3 avril 2017

Tout s'explique

Crise politique au Venezuela

Sur quelles décisions la Cour suprême vénézuélienne a-t-elle décidé de revenir ?

Les juges de la Cour suprême du Venezuela, favorables au président Nicolas Maduro, ont annulé samedi trois de leurs décisions récentes. Après avoir levé l’immunité parlementaire des députés mardi, ils s’étaient octroyé jeudi les pouvoirs du Parlement, dominé par l’opposition, s’attribuant ainsi le pouvoir législatif en plus du pouvoir judiciaire.
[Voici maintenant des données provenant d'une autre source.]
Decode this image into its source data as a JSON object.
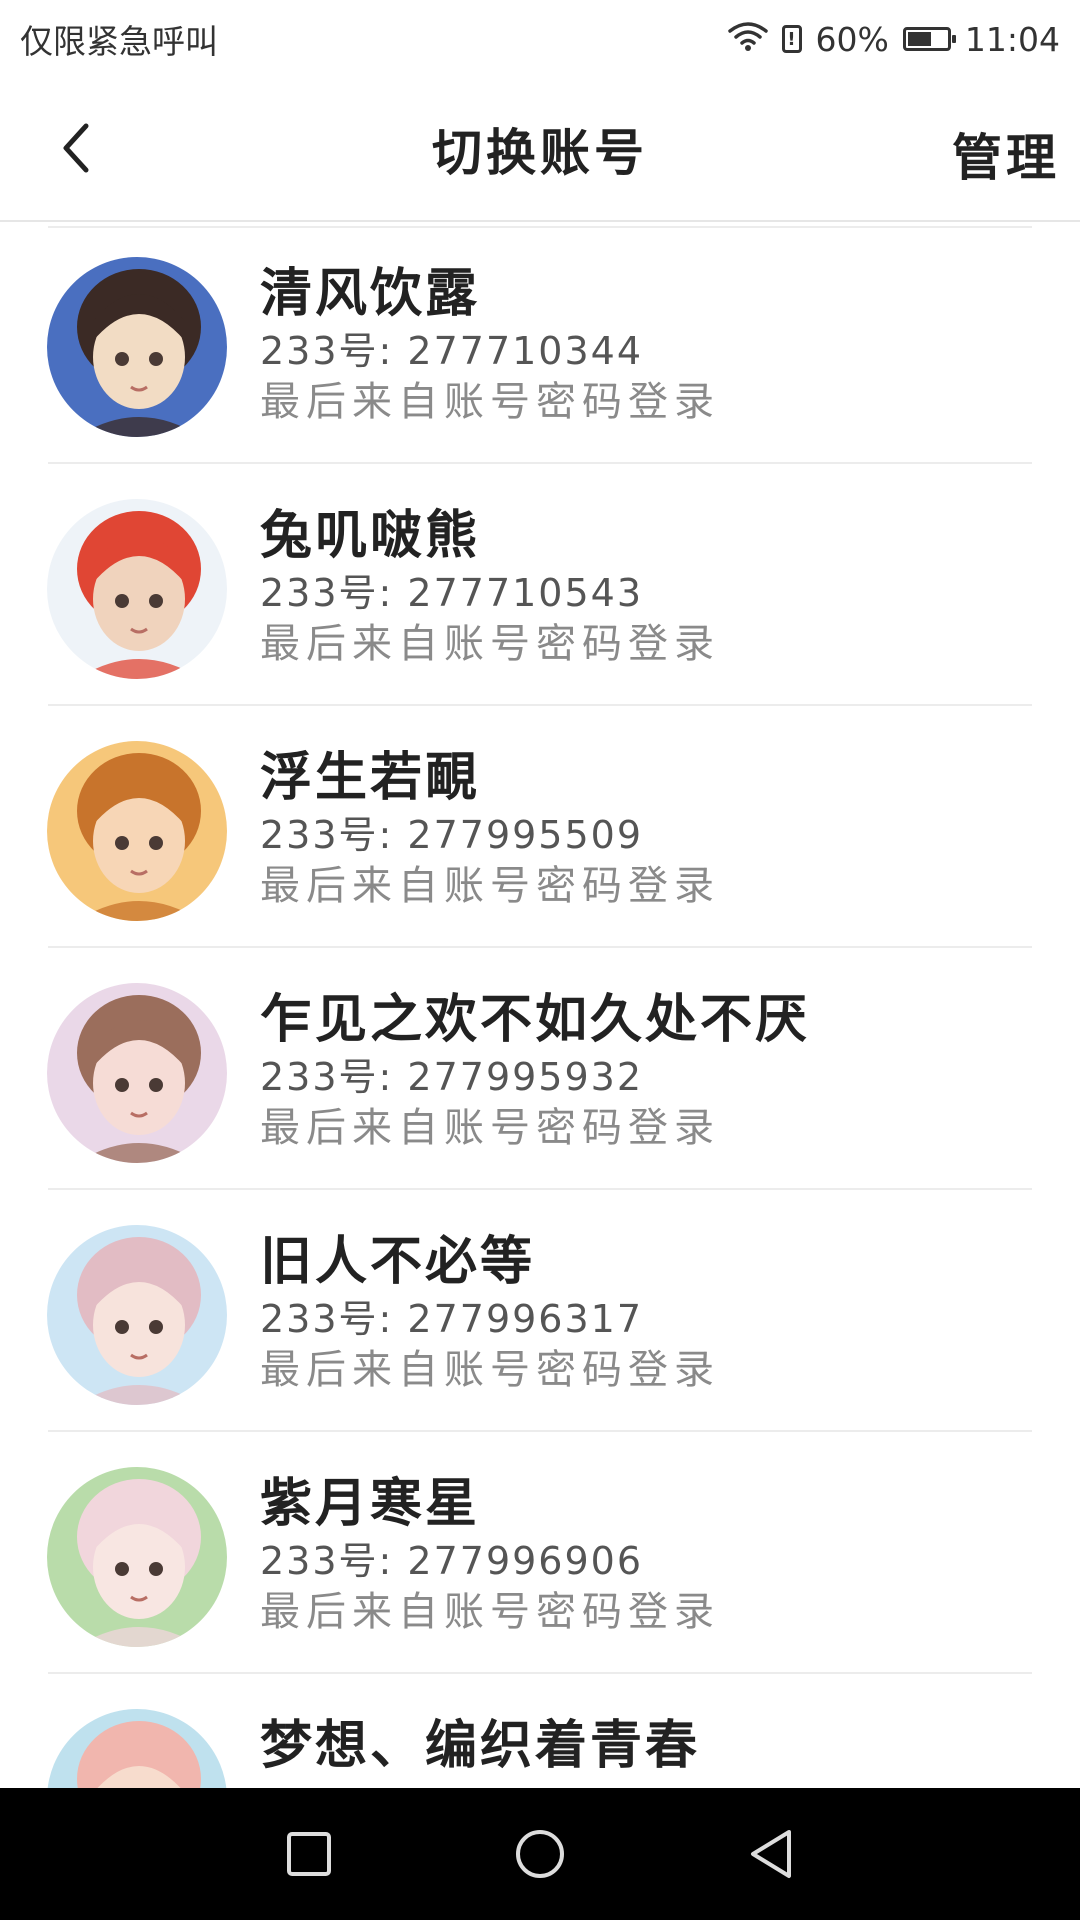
{
  "status_bar": {
    "carrier_text": "仅限紧急呼叫",
    "battery_percent": "60%",
    "battery_level": 0.6,
    "time": "11:04",
    "icons": [
      "wifi-icon",
      "alert-icon",
      "battery-icon"
    ]
  },
  "header": {
    "title": "切换账号",
    "manage_label": "管理",
    "back_icon": "chevron-left-icon"
  },
  "accounts": [
    {
      "nickname": "清风饮露",
      "uid_text": "233号: 277710344",
      "login_source": "最后来自账号密码登录",
      "avatar_palette": [
        "#4a6fc0",
        "#f2dcc4",
        "#3b2a25"
      ]
    },
    {
      "nickname": "兔叽啵熊",
      "uid_text": "233号: 277710543",
      "login_source": "最后来自账号密码登录",
      "avatar_palette": [
        "#eef3f8",
        "#f0d3bd",
        "#e04634"
      ]
    },
    {
      "nickname": "浮生若靦",
      "uid_text": "233号: 277995509",
      "login_source": "最后来自账号密码登录",
      "avatar_palette": [
        "#f6c77a",
        "#f7d6b6",
        "#c8742c"
      ]
    },
    {
      "nickname": "乍见之欢不如久处不厌",
      "uid_text": "233号: 277995932",
      "login_source": "最后来自账号密码登录",
      "avatar_palette": [
        "#ead8e8",
        "#f6dcd6",
        "#9b6e5c"
      ]
    },
    {
      "nickname": "旧人不必等",
      "uid_text": "233号: 277996317",
      "login_source": "最后来自账号密码登录",
      "avatar_palette": [
        "#cde5f4",
        "#f7e3dc",
        "#e2bcc4"
      ]
    },
    {
      "nickname": "紫月寒星",
      "uid_text": "233号: 277996906",
      "login_source": "最后来自账号密码登录",
      "avatar_palette": [
        "#b9dcaa",
        "#f8e6e2",
        "#f1d6dc"
      ]
    },
    {
      "nickname": "梦想、编织着青春",
      "uid_text": "",
      "login_source": "",
      "avatar_palette": [
        "#bfe1ee",
        "#f7dccd",
        "#f1b6ae"
      ]
    }
  ],
  "nav_bar": {
    "buttons": [
      "recent-apps-icon",
      "home-icon",
      "back-icon"
    ]
  }
}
Ils avaient également confié au président des pouvoirs élargis lui permettant de légiférer en matière de terrorisme, de corruption et de justice militaire. Le président du Parlement vénézuélien, mais aussi les États-Unis, l’Union européenne ou les Nations unies avaient dénoncé un « coup d’État ». Nicolas Maduro a demandé à la Cour suprême de revenir sur ses décisions pour mettre fin à la « controverse ».

Quelle est la place de l’opposition dans le pays ?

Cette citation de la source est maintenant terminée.